I and most experts believe the high quality and larger numbers of Republican candidates today is the best group of conservative candidates running for president in this century. In my humble opinion, with the exception of several, all of the candidates in the field have the personal qualities necessary to be outstanding presidents. Plus I believe individually they represent virtually every conservative viewpoint. Voters have a great selection to choose from.

And look at the trend: The number of candidates has been increasing since I first ran in 2008. In 2004 eleven ran in the New Hampshire Primary. In 2008 when I first ran I was one of twenty-one on the ballot. In 2012 I was one of thirty. It is my belief that in 2016 the New Hampshire Secretary of State should expect an even larger number.

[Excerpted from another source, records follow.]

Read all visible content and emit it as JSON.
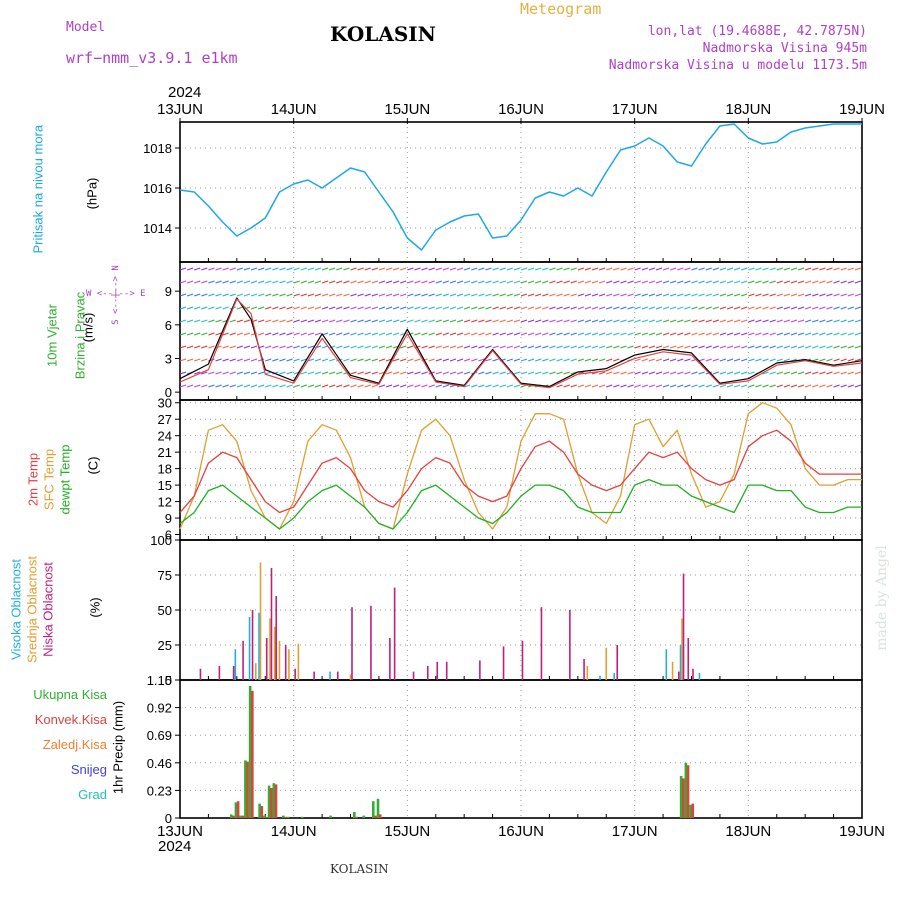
{
  "header": {
    "model_label": "Model",
    "model_name": "wrf−nmm_v3.9.1  e1km",
    "title": "KOLASIN",
    "meteogram": "Meteogram",
    "lonlat": "lon,lat (19.4688E, 42.7875N)",
    "elevation": "Nadmorska Visina 945m",
    "model_elevation": "Nadmorska Visina u modelu 1173.5m",
    "year_top": "2024",
    "year_bottom": "2024"
  },
  "footer": {
    "station": "KOLASIN",
    "signature": "made by Angel"
  },
  "colors": {
    "pressure": "#1ea8e6",
    "temp2m": "#e84040",
    "sfc": "#e0a030",
    "dew": "#20b020",
    "high_cloud": "#20b0e0",
    "mid_cloud": "#e0a030",
    "low_cloud": "#c0207a",
    "total_precip": "#30b030",
    "conv_precip": "#e04040",
    "frozen": "#f08030",
    "snow": "#4040e0",
    "hail": "#20c0c0"
  },
  "days": [
    "13JUN",
    "14JUN",
    "15JUN",
    "16JUN",
    "17JUN",
    "18JUN",
    "19JUN"
  ],
  "labels": {
    "pressure": [
      "Pritisak na nivou mora",
      "(hPa)"
    ],
    "wind": [
      "10m Vjetar",
      "Brzina i Pravac",
      "(m/s)"
    ],
    "compass": "W <--|--> E",
    "compass_ns": "S <--|--> N",
    "temp": [
      "2m Temp",
      "SFC Temp",
      "dewpt Temp",
      "(C)"
    ],
    "cloud": [
      "Visoka Oblacnost",
      "Srednja Oblacnost",
      "Niska Oblacnost",
      "(%)"
    ],
    "precip_axis": "1hr Precip (mm)",
    "precip_legend": [
      "Ukupna Kisa",
      "Konvek.Kisa",
      "Zaledj.Kisa",
      "Snijeg",
      "Grad"
    ]
  },
  "chart_data": [
    {
      "type": "line",
      "title": "Pritisak na nivou mora",
      "ylabel": "(hPa)",
      "ylim": [
        1012.3,
        1019.3
      ],
      "yticks": [
        1014,
        1016,
        1018
      ],
      "grid": true,
      "x_hours": [
        0,
        3,
        6,
        9,
        12,
        15,
        18,
        21,
        24,
        27,
        30,
        33,
        36,
        39,
        42,
        45,
        48,
        51,
        54,
        57,
        60,
        63,
        66,
        69,
        72,
        75,
        78,
        81,
        84,
        87,
        90,
        93,
        96,
        99,
        102,
        105,
        108,
        111,
        114,
        117,
        120,
        123,
        126,
        129,
        132,
        135,
        138,
        141,
        144
      ],
      "series": [
        {
          "name": "Pritisak na nivou mora",
          "values": [
            1015.9,
            1015.8,
            1015.1,
            1014.3,
            1013.6,
            1014.0,
            1014.5,
            1015.8,
            1016.2,
            1016.4,
            1016.0,
            1016.5,
            1017.0,
            1016.8,
            1015.8,
            1014.8,
            1013.5,
            1012.9,
            1013.9,
            1014.3,
            1014.6,
            1014.7,
            1013.5,
            1013.6,
            1014.4,
            1015.5,
            1015.8,
            1015.6,
            1016.0,
            1015.6,
            1016.8,
            1017.9,
            1018.1,
            1018.5,
            1018.1,
            1017.3,
            1017.1,
            1018.2,
            1019.1,
            1019.2,
            1018.5,
            1018.2,
            1018.3,
            1018.8,
            1019.0,
            1019.1,
            1019.2,
            1019.2,
            1019.2
          ]
        }
      ]
    },
    {
      "type": "line",
      "title": "10m Vjetar Brzina i Pravac",
      "ylabel": "(m/s)",
      "ylim": [
        -0.7,
        11.6
      ],
      "yticks": [
        0,
        3,
        6,
        9
      ],
      "x_hours": [
        0,
        6,
        12,
        15,
        18,
        24,
        30,
        36,
        42,
        48,
        54,
        60,
        66,
        72,
        78,
        84,
        90,
        96,
        102,
        108,
        114,
        120,
        126,
        132,
        138,
        144
      ],
      "series": [
        {
          "name": "speed",
          "values": [
            1.2,
            2.5,
            8.4,
            6.5,
            2.0,
            1.0,
            5.2,
            1.5,
            0.8,
            5.6,
            1.0,
            0.6,
            3.8,
            0.8,
            0.5,
            1.8,
            2.1,
            3.3,
            3.8,
            3.5,
            0.8,
            1.2,
            2.6,
            2.9,
            2.4,
            2.8
          ]
        },
        {
          "name": "gust",
          "values": [
            0.9,
            2.0,
            8.3,
            7.0,
            1.6,
            0.8,
            4.8,
            1.3,
            0.7,
            5.2,
            0.9,
            0.5,
            3.7,
            0.7,
            0.4,
            1.6,
            1.9,
            3.0,
            3.6,
            3.3,
            0.7,
            1.0,
            2.4,
            2.8,
            2.3,
            2.6
          ]
        }
      ]
    },
    {
      "type": "line",
      "title": "2m Temp / SFC Temp / dewpt Temp",
      "ylabel": "(C)",
      "ylim": [
        5,
        30.5
      ],
      "yticks": [
        6,
        9,
        12,
        15,
        18,
        21,
        24,
        27,
        30
      ],
      "x_hours": [
        0,
        3,
        6,
        9,
        12,
        15,
        18,
        21,
        24,
        27,
        30,
        33,
        36,
        39,
        42,
        45,
        48,
        51,
        54,
        57,
        60,
        63,
        66,
        69,
        72,
        75,
        78,
        81,
        84,
        87,
        90,
        93,
        96,
        99,
        102,
        105,
        108,
        111,
        114,
        117,
        120,
        123,
        126,
        129,
        132,
        135,
        138,
        141,
        144
      ],
      "series": [
        {
          "name": "2m Temp",
          "values": [
            10,
            13,
            19,
            21,
            20,
            16,
            12,
            10,
            11,
            15,
            19,
            20,
            18,
            14,
            12,
            11,
            14,
            18,
            20,
            19,
            15,
            13,
            12,
            13,
            18,
            22,
            23,
            21,
            17,
            15,
            14,
            15,
            18,
            21,
            20,
            21,
            18,
            16,
            15,
            16,
            22,
            24,
            25,
            23,
            19,
            17,
            17,
            17,
            17
          ]
        },
        {
          "name": "SFC Temp",
          "values": [
            7,
            13,
            25,
            26,
            23,
            14,
            9,
            7,
            12,
            23,
            26,
            25,
            20,
            11,
            8,
            7,
            17,
            25,
            27,
            24,
            16,
            10,
            7,
            11,
            23,
            28,
            28,
            27,
            17,
            10,
            8,
            13,
            26,
            27,
            22,
            25,
            17,
            11,
            12,
            17,
            28,
            30,
            29,
            26,
            18,
            15,
            15,
            16,
            16
          ]
        },
        {
          "name": "dewpt Temp",
          "values": [
            8,
            10,
            14,
            15,
            13,
            11,
            9,
            7,
            9,
            12,
            14,
            15,
            13,
            11,
            8,
            7,
            10,
            14,
            15,
            13,
            11,
            9,
            8,
            10,
            13,
            15,
            15,
            14,
            11,
            10,
            10,
            10,
            15,
            16,
            15,
            15,
            13,
            12,
            11,
            10,
            15,
            15,
            14,
            14,
            11,
            10,
            10,
            11,
            11
          ]
        }
      ]
    },
    {
      "type": "bar",
      "title": "Oblacnost",
      "ylabel": "(%)",
      "ylim": [
        0,
        100
      ],
      "yticks": [
        0,
        25,
        50,
        75,
        100
      ],
      "series": [
        {
          "name": "Visoka Oblacnost",
          "x_hours": [
            12,
            15,
            17,
            32,
            89,
            92,
            103,
            106,
            110
          ],
          "values": [
            22,
            45,
            48,
            6,
            3,
            5,
            22,
            25,
            5
          ]
        },
        {
          "name": "Srednja Oblacnost",
          "x_hours": [
            16,
            17,
            19,
            20,
            21,
            23,
            25,
            36,
            86,
            90,
            104,
            106
          ],
          "values": [
            12,
            84,
            44,
            38,
            28,
            22,
            26,
            4,
            10,
            23,
            13,
            44
          ]
        },
        {
          "name": "Niska Oblacnost",
          "x_hours": [
            4,
            8,
            11,
            13,
            15,
            18,
            19,
            20,
            22,
            24,
            28,
            33,
            36,
            40,
            44,
            45,
            49,
            52,
            54,
            56,
            63,
            68,
            72,
            76,
            82,
            85,
            92,
            105,
            106,
            107,
            108
          ],
          "values": [
            8,
            10,
            10,
            28,
            50,
            30,
            80,
            60,
            25,
            8,
            6,
            6,
            52,
            53,
            30,
            66,
            6,
            10,
            13,
            13,
            14,
            24,
            28,
            52,
            50,
            15,
            25,
            6,
            76,
            30,
            8
          ]
        }
      ]
    },
    {
      "type": "bar",
      "title": "1hr Precip",
      "ylabel": "1hr Precip (mm)",
      "ylim": [
        0,
        1.15
      ],
      "yticks": [
        0,
        0.23,
        0.46,
        0.69,
        0.92,
        1.15
      ],
      "x_hours": [
        11,
        12,
        13,
        14,
        15,
        17,
        18,
        19,
        20,
        22,
        23,
        26,
        32,
        37,
        39,
        41,
        42,
        106,
        107,
        108
      ],
      "series": [
        {
          "name": "Ukupna Kisa",
          "values": [
            0.03,
            0.13,
            0.02,
            0.48,
            1.1,
            0.12,
            0.02,
            0.27,
            0.29,
            0.02,
            0.01,
            0.01,
            0.02,
            0.05,
            0.02,
            0.14,
            0.16,
            0.35,
            0.46,
            0.11
          ]
        },
        {
          "name": "Konvek.Kisa",
          "values": [
            0.02,
            0.14,
            0.02,
            0.47,
            1.06,
            0.1,
            0.01,
            0.25,
            0.28,
            0.01,
            0.0,
            0.0,
            0.0,
            0.01,
            0.0,
            0.02,
            0.03,
            0.33,
            0.44,
            0.12
          ]
        },
        {
          "name": "Zaledj.Kisa",
          "values": [
            0,
            0,
            0,
            0,
            0,
            0,
            0,
            0,
            0,
            0,
            0,
            0,
            0,
            0,
            0,
            0,
            0,
            0,
            0,
            0
          ]
        },
        {
          "name": "Snijeg",
          "values": [
            0,
            0,
            0,
            0,
            0,
            0,
            0,
            0,
            0,
            0,
            0,
            0,
            0,
            0,
            0,
            0,
            0,
            0,
            0,
            0
          ]
        },
        {
          "name": "Grad",
          "values": [
            0,
            0,
            0,
            0,
            0,
            0,
            0,
            0,
            0,
            0,
            0,
            0,
            0,
            0,
            0,
            0,
            0,
            0,
            0,
            0
          ]
        }
      ]
    }
  ]
}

And I like to believe that in some instances I helped things along. In 2014 I attended a fundraiser for Rand Paul who was raising funds in Texas for his U.S. Senate race in Kentucky. At the time I was making final arrangements for cataract surgery and as he was a practicing ophthalmologist we had an interesting conversation talking both shop and politics. Since my purpose in being a candidate has always been to show that anyone regardless of background can run for any public office, during the conversation I offered that I had run for president. Rand was respectful though incredulous asking first and then later in the conversation again “You ran for President?” . . . Not too long thereafter I saw Ted Cruz at an event who at the time was running for the U.S. Senate from Texas. In the course of discussing his campaign, I offered up the same. He too was respectful but tried to hide his incredulity. Not too long after winning their respective elections they both began taking steps toward a presidential run. And both have been the first to declare themselves as candidates.

While correlation is not causation, I like to believe that what I did and what I said to them and to thousands of others at different times over the last eight years has helped the conservative cause. And with candidates like these two and the remainder of the outstanding Republican field, in the fall of 2016 we will elect an outstanding leader and reformer who will bring back the America we love. And God will bless America’s future.